/HiveEG

Primary LanguageJava

HiveEG

Author Suman Lama

Description:

  • A demo project to illustrate the use of Hive.
  • This project uses yum.log file of the redHat Linux system. It adds the log details in Hive as a text file with entryDate and entryMessage as its format.

Steps used:

  • Add the jar files in directory hive.
  • Create database with Create database databaseName
  • Create table with Create table tableName. Use serde(Serialize/Deserialize) properties as follows. (SERDE is used to read data from elsewhere and write it in hdfs according to your requirement.

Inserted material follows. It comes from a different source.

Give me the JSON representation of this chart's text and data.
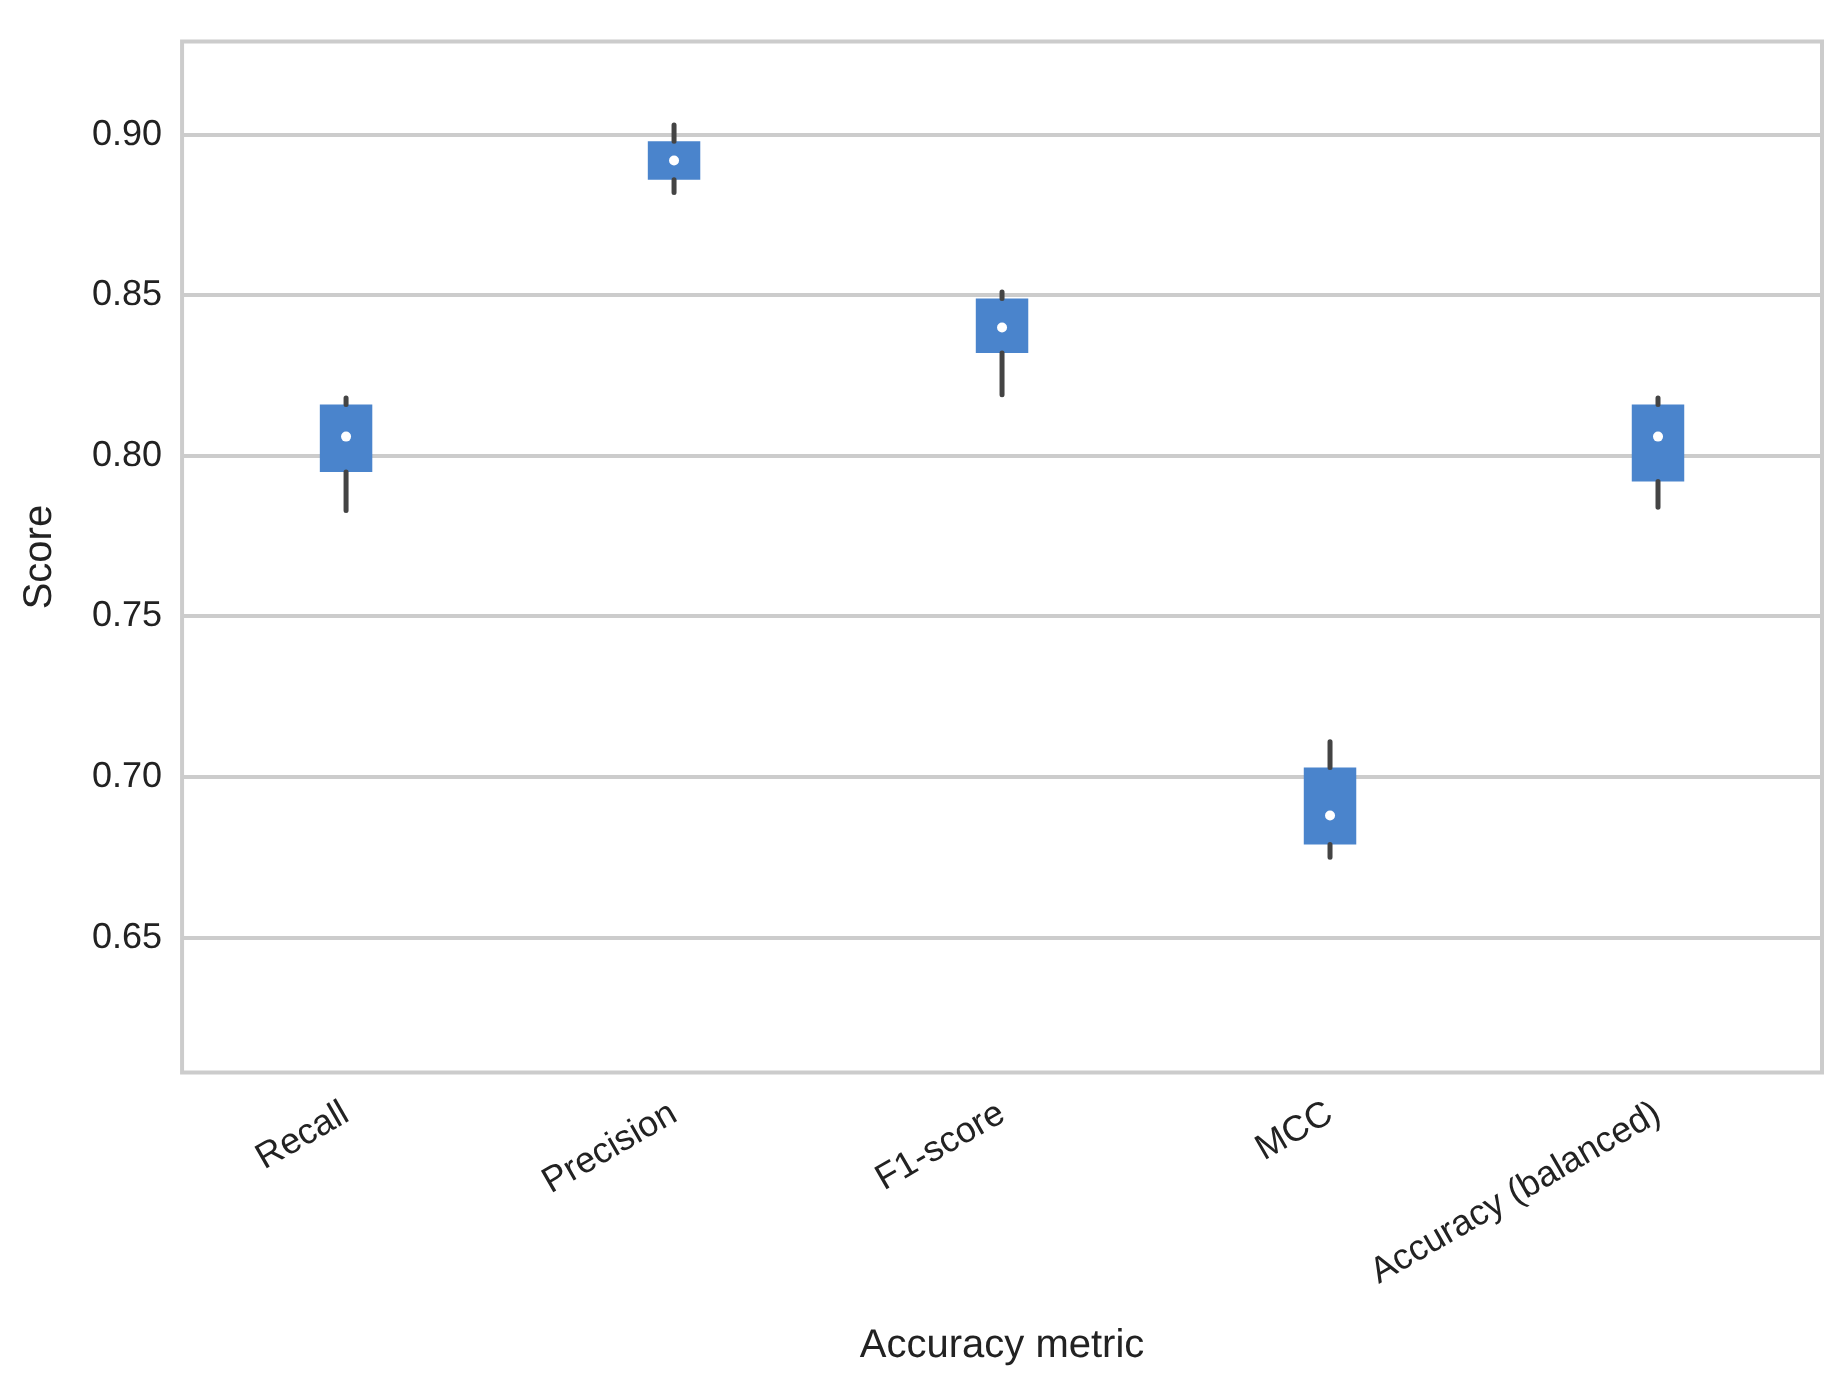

In this case with a regular expression)
    • Use row formatter delimiter with following regex to separate: (^[a-zA-Z]{3} \d{2} \d{2}:\d{2}:\d{2}) (.*)
    • Save as textFile with: "'output.format.string' = '%1$s %2$s'" where %1$s and %2$s represents two groups from above regex
  • Insert log file with: LOAD DATA LOCAL INPATH {location of log} INTO TABLE HiveDemoTable;
  • Run a query command : Select distinct(entryDate) from hivedemotable;

Steps to Run

- Add it in Eclipse and run Main to create DB and table then inserting data
- Then run ReadAll to read all entries for Aug 10
- Run ReadDistinct to read distinct dates of entry
- Run DropTable to drop the table.
[NOTE: Run main again after dropping table.]

Note

  • Select * uses fetch task equivalent to hadoop fs -cat $file_name rather than map reduce so it is fast.
  • Select distinct(entryDate) uses map reduce task and is slower.